Using Distraction Techniques in Weight Loss & Maintenance
How many times have you tried not to think of something but find that it still intrudes into your thoughts? It seems the more you try not to think of something, the more you think of it.
This can be especially true with weight loss. As we make changes in our nutrition and activity, we find ourselves pestered by intrusive thoughts that may lead us down a path we do not want to go. For example, when you decide to remove a certain addictive food from your diet, you may find your brain missing it. Your body is not missing it because it feels so much better, but still your brain longs for something sugary, fatty, salty or starchy because those foods used to release feel-good chemicals like serotonin and dopamine.
Your brain is your best friend, but it can also be your biggest obstacle to weight loss and weight maintenance. There is good news! You are not powerless to what happens in your brain. Most of us are simply unaware of how to train our brains to do what our body needs to run at its best. So to help, I’m going to share a few tried-and-true distraction techniques you can use when your mind starts to wander.
To begin, pick a day to write down all of your intrusive thoughts; just jot them down quickly on a piece of paper. At the end of the day, analyze the subject of your thoughts to recognize any patterns or themes. The goal here is to bring awareness to your prefrontal cortex (your conscious thinking brain). There is a bonus to this as well; just writing down your thoughts can often make them go away. Intrusive thoughts lose their power when you recognize them and call them out, and once on paper, you have the cognitive ability to analyze them and take them for what they are worth.
Now let’s practice distraction. Write down as many ways as you can think of to distract yourself from your intrusive thoughts. With this step, we’re building tools to stop cravings in their tracks. For a little inspiration, think about distraction techniques that have been successful for you in the past. What techniques will you use in public vs. private? For example, you may think of a pleasant experience in nature in public but when alone sing your favorite song loudly and off-key.
These distraction techniques can be helpful:
- – Shift your gaze, change the focus of your eyes and look away.
- – Tense a muscle in your leg, abs or arm. Hold for a few seconds, then release and repeat.
- – Take a deep breath. Move the diaphragm deep, breath in and slowly exhale out the mouth for a count of five, then repeat.
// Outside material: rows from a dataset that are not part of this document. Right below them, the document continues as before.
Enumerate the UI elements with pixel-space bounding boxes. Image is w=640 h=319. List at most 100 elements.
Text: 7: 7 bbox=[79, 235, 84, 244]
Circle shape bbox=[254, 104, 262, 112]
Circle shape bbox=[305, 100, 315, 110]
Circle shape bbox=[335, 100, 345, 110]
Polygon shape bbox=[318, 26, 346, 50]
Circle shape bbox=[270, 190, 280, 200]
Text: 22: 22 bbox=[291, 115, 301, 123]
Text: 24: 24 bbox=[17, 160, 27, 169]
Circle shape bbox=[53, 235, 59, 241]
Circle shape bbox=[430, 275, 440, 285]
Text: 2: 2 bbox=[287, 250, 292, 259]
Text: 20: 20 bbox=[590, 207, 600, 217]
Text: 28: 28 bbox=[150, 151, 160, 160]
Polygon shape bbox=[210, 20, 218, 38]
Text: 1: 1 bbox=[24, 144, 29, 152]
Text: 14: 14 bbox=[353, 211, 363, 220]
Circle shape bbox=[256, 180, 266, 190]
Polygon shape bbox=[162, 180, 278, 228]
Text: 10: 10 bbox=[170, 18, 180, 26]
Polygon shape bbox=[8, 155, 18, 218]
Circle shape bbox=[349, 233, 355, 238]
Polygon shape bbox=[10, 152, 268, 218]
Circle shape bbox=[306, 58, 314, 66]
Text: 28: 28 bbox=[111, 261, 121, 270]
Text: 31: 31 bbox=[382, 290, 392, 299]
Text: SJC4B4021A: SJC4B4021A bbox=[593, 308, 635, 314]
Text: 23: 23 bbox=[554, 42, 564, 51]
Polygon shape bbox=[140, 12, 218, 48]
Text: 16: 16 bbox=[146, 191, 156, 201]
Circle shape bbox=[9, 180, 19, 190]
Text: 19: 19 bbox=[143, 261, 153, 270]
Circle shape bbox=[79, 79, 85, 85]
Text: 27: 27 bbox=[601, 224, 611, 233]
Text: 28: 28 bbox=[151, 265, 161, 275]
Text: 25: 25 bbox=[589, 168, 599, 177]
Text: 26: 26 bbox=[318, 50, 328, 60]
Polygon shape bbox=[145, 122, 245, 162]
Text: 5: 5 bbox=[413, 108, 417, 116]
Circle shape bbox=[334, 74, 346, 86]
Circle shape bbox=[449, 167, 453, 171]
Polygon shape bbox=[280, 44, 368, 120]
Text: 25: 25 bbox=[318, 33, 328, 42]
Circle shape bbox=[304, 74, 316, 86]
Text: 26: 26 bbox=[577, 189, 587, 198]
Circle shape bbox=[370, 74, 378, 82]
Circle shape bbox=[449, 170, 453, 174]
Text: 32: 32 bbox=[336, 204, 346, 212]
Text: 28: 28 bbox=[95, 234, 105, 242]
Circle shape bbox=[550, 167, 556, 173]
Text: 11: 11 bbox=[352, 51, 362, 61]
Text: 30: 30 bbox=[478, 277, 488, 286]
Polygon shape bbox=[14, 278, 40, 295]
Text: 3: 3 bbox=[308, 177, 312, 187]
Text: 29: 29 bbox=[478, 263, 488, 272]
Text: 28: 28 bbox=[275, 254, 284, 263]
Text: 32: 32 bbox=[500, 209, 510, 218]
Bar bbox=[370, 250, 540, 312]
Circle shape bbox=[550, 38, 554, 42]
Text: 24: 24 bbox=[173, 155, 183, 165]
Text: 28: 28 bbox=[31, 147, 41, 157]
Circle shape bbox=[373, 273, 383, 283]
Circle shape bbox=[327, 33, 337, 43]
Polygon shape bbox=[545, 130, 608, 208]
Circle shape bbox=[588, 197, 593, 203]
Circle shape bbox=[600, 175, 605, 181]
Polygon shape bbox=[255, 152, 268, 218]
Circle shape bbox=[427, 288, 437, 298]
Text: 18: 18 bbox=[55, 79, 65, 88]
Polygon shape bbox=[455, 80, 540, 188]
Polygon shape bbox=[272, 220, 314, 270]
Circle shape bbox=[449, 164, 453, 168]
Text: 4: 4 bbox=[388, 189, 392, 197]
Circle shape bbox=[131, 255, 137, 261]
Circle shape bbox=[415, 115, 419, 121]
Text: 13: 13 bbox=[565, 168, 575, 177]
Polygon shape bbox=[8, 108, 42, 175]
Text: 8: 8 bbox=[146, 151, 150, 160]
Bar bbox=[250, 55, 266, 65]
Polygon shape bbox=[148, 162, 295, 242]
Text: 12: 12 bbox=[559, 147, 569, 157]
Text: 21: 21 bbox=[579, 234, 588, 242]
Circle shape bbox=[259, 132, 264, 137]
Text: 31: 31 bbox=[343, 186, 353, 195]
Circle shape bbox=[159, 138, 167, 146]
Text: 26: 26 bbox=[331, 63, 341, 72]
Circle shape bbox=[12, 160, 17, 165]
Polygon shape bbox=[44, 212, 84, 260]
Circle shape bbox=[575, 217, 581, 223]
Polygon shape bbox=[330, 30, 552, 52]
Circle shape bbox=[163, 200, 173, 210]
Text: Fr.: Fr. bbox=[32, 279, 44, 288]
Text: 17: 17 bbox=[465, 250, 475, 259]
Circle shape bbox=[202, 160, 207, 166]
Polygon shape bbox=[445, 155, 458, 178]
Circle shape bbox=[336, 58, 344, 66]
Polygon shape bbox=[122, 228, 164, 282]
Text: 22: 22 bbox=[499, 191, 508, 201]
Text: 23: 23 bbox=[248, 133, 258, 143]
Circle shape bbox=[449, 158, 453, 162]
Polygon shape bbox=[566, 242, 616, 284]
- – Turn on loud music and dance.
- – Go outside and breathe in the fresh air; feel the sun on your face or the tingle of the cold.
- – Walk outside for 5-10 minutes no matter the weather; if it feels good, keep going.
- – If possible, get out of or limit your time in the area that triggered the thought, such as the kitchen, grocery store aisle or restaurant.
- – Put your body in charge. Get down on the ground and do ten push-ups or sit-ups, swing your legs up and down, fidget in your chair, tap your fingers on your thigh, scratch your arm or physically move your body in whatever way you can for just a few minutes.
- – Press on your upper lip with your index finger to change your focus.
- – Find a place of peace and calm and pray or meditate, focusing on what you are grateful for.
- – Practice mental calisthenics in your head, such as counting back from 100 by 3s, visualizing a happy place where you have a favorite non-food memory or listing a boy or girl name beginning with each letter of the alphabet.
It’s amazing to realize that our minds are capable of learning new behaviors at every age. Begin today to recognize your intrusive thoughts and use distraction techniques. Over time your mind will adapt, and your intrusive thoughts will hold less and less power. After all, intrusive thoughts are just thoughts – we don’t have to act on them.